Sunday, 21 January 2018



Supplier Relationships and Cash Flow



Accounts payable, located on a company's balance sheet, are what the company owes its suppliers or the vendors from which it buys its inventory and other supplies. Accounts payable are a current liability and they are listed on the right-hand side of the balance sheet. They are expected to be repaid to the suppliers within one year. Accounts payable are just like the unpaid bills you have as an individual.
Just like any other asset or liability, accounts payable, your company's unpaid bills can have a big impact on profitability. They can either improve company profitability or they can cause it to really take a hit. Two primary ways that accounts payable affect company profitability are the company's relationships with its suppliers or vendors and the company's cash flow. Let's take a look.

Relationships With Suppliers

Suppliers or vendors are the businesses from whom companies get their inventory and other supplies. It is crucial that business operations maintain good relationships with their suppliers. The single most important thing a company can do to maintain good supplier relationships is to pay its bills on time. Accounts payable management, unfortunately, can get big and unwieldy. As a company grows, the number of its suppliers grows as does the invoices it has to pay. Supplier Relationship Management becomes important on the company level.

Supplier relationship management involves a mutually beneficial relationship between the company and each supplier. Good supplier relationships provide a win-win situation for the company and the supplier. Suppliers will cut good deals for the company. They will suggest new and better products to the company

They will work with the company on delivery times and policies. Good supplier relationships mean increased company efficiency. Good supplier/company relationships have to be cultivated.

If the company pays its bills on time, actively cultivates good relationships with its suppliers, doesn't cut off suppliers with no reason, and keeps lines of communication open, a good supplier should then offer the company the best trade credit terms possible.

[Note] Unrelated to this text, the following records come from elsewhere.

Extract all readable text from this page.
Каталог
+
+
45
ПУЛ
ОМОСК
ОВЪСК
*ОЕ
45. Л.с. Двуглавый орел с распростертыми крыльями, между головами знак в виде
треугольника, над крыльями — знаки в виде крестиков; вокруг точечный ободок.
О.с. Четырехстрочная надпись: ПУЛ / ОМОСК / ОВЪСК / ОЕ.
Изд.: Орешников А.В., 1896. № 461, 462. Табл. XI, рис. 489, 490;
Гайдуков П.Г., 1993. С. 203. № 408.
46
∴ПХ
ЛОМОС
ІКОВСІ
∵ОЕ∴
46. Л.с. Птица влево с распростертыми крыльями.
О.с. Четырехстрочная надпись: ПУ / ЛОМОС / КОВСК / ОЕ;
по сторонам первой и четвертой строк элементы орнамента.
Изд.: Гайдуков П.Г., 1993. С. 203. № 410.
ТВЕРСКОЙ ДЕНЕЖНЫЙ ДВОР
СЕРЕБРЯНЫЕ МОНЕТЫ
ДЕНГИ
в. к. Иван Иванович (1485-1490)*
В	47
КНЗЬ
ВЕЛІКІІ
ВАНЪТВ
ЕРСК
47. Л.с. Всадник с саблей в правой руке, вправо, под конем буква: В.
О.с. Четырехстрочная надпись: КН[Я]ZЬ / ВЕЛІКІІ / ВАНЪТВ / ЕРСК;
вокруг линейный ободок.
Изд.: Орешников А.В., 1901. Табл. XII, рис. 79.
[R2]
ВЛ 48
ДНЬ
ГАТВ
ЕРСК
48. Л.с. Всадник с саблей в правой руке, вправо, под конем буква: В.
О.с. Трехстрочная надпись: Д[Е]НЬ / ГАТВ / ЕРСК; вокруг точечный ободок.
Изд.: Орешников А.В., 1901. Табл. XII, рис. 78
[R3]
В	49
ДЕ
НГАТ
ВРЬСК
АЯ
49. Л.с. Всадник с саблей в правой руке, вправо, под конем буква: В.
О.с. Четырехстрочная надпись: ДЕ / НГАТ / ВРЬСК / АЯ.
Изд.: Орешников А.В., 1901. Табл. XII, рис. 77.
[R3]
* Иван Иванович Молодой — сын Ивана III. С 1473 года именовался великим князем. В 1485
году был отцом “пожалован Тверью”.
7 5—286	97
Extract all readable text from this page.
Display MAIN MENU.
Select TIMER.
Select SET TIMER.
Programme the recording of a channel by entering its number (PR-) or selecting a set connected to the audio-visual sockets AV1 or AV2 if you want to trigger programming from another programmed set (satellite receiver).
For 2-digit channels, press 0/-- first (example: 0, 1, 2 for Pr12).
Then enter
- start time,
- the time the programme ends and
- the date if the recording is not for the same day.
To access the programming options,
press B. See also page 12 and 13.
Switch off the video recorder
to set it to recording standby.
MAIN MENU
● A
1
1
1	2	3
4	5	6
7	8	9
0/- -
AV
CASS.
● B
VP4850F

Good trade credit terms will maximize the company's profitability!

Company Cash Flow

One of the most important metrics in the financial management of a business firm is its cash flowCash flow comes from firm operations such as investing and financing. Profit, on the other hand, is generated from sales after all expenses have been paid. Cash flow and profit are different. If a firm does not have adequate positive cash flow every month, it can't pay its bills and it will get in trouble with its suppliers.
Just that cash discount, if the business has enough cash flow to pay the invoice during the discount period and get to use the discount, can have a very positive effect on profitability.
Most businesses, even small businesses, have many suppliers who provide them with inventory and other suppliers. The bigger the business gets, the more suppliers it has. Just imagine. If the business can develop a good relationship with each supplier it has and get a cash discount with each one, and have enough cash on hand to take the discount, the effect on profitability will be very significant.